Here's the output of the program running on my speedier 2012 machine. The output displays a collection of pairs to represent each piece of the puzzle and a rotation factor as well as the execution clock time.

$ ssquares.rb brute_force solution: [[1, 1], [6, 0], [4, 0], [7, 2], [2, 0], [8, 0], [5, 0], [0, 0], [3, 0]] run time: 27055.505 seconds

Wow! That was fast! The effect of throwing hardware at the problem is quite remarkable in itself, as a solution was found in less than 8 hours!

So what happens if we change the algorithm? Clearly we should be able to tell that if two adjacent pieces of the puzzle aren't correct, then simply rotating and shuffling all the other pieces isn't going to reveal a valid solution either, so why bother taking the time to test them? We should be able to eliminate billions and billions of iterations by not checking each possible solution when we already know in advance that it will fail. Since a human can very likely solve the puzzle, and do it in less than a lifetime, we need to make the program approach the problem more like a human.

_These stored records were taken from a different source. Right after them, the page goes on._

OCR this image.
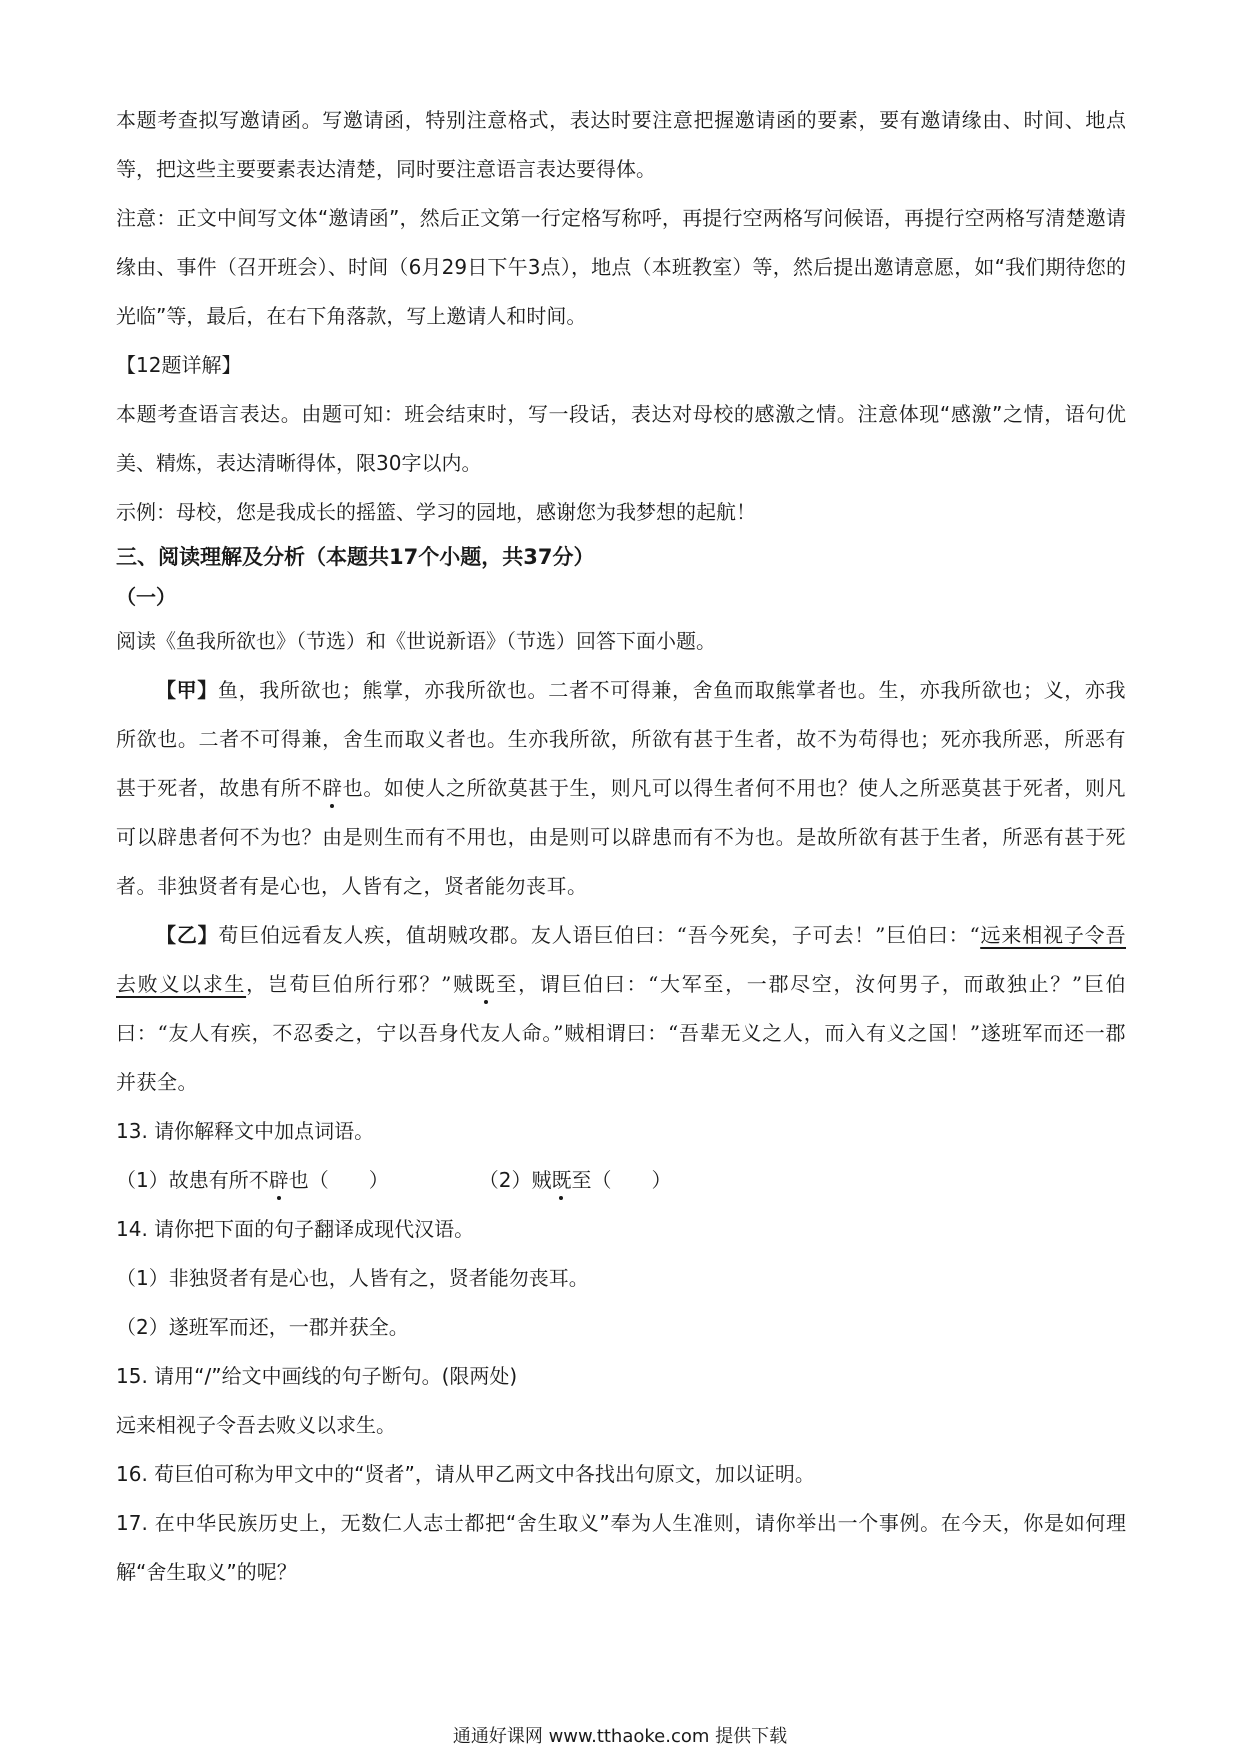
本题考查拟写邀请函。写邀请函，特别注意格式，表达时要注意把握邀请函的要素，要有邀请缘由、时间、地点等，把这些主要要素表达清楚，同时要注意语言表达要得体。

注意：正文中间写文体“邀请函”，然后正文第一行定格写称呼，再提行空两格写问候语，再提行空两格写清楚邀请缘由、事件（召开班会）、时间（6月29日下午3点），地点（本班教室）等，然后提出邀请意愿，如“我们期待您的光临”等，最后，在右下角落款，写上邀请人和时间。

【12题详解】

本题考查语言表达。由题可知：班会结束时，写一段话，表达对母校的感激之情。注意体现“感激”之情，语句优美、精炼，表达清晰得体，限30字以内。

示例：母校，您是我成长的摇篮、学习的园地，感谢您为我梦想的起航！

三、阅读理解及分析（本题共17个小题，共37分）

（一）

阅读《鱼我所欲也》（节选）和《世说新语》（节选）回答下面小题。

【甲】鱼，我所欲也；熊掌，亦我所欲也。二者不可得兼，舍鱼而取熊掌者也。生，亦我所欲也；义，亦我所欲也。二者不可得兼，舍生而取义者也。生亦我所欲，所欲有甚于生者，故不为苟得也；死亦我所恶，所恶有甚于死者，故患有所不辟也。如使人之所欲莫甚于生，则凡可以得生者何不用也？使人之所恶莫甚于死者，则凡可以辟患者何不为也？由是则生而有不用也，由是则可以辟患而有不为也。是故所欲有甚于生者，所恶有甚于死者。非独贤者有是心也，人皆有之，贤者能勿丧耳。

【乙】荀巨伯远看友人疾，值胡贼攻郡。友人语巨伯曰：“吾今死矣，子可去！”巨伯曰：“远来相视子令吾去败义以求生，岂荀巨伯所行邪？”贼既至，谓巨伯曰：“大军至，一郡尽空，汝何男子，而敢独止？”巨伯曰：“友人有疾，不忍委之，宁以吾身代友人命。”贼相谓曰：“吾辈无义之人，而入有义之国！”遂班军而还一郡并获全。

13. 请你解释文中加点词语。

（1）故患有所不辟也（　　）	（2）贼既至（　　）

14. 请你把下面的句子翻译成现代汉语。

（1）非独贤者有是心也，人皆有之，贤者能勿丧耳。

（2）遂班军而还，一郡并获全。

15. 请用“/”给文中画线的句子断句。(限两处)

远来相视子令吾去败义以求生。

16. 荀巨伯可称为甲文中的“贤者”，请从甲乙两文中各找出句原文，加以证明。

17. 在中华民族历史上，无数仁人志士都把“舍生取义”奉为人生准则，请你举出一个事例。在今天，你是如何理解“舍生取义”的呢？

通通好课网 www.tthaoke.com 提供下载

Changing from the brute force approach to one that is more intelligent is a puzzle in itself. Of course, it's also possible to find methods for solving the puzzle on-line. I implemented one such method and called it the "human" algorithm. Here's the output from running that:

$ ssquares.rb human solution: [[1, 1], [6, 0], [4, 0], [7, 2], [2, 0], [8, 0], [5, 0], [0, 0], [3, 0]] run time: 0.033 seconds

Wow! That was fast! Indeed, given the same starting point, the modified Ruby program using the human algorithm on my 2012 PC finds the same solution in well under a tenth of a second. That's a mind boggling performance improvement based simply on the choice of algorithm!

Of course, it's surely possible to run even faster if written in C, but is that necessary? Or worth the effort? Depending on the circumstances, solving the problem in 33 milliseconds may be good enough. Implementing this solution in well-tuned C might reduce the time, maybe even by a factor of 10, but even then, we're still talking about 3 milliseconds. A good engineer will have to determine if the savings are worth the effort required for the rewrite. In many cases, probably not.

And that is why good engineers are well worth their expense to the businesses that employ them.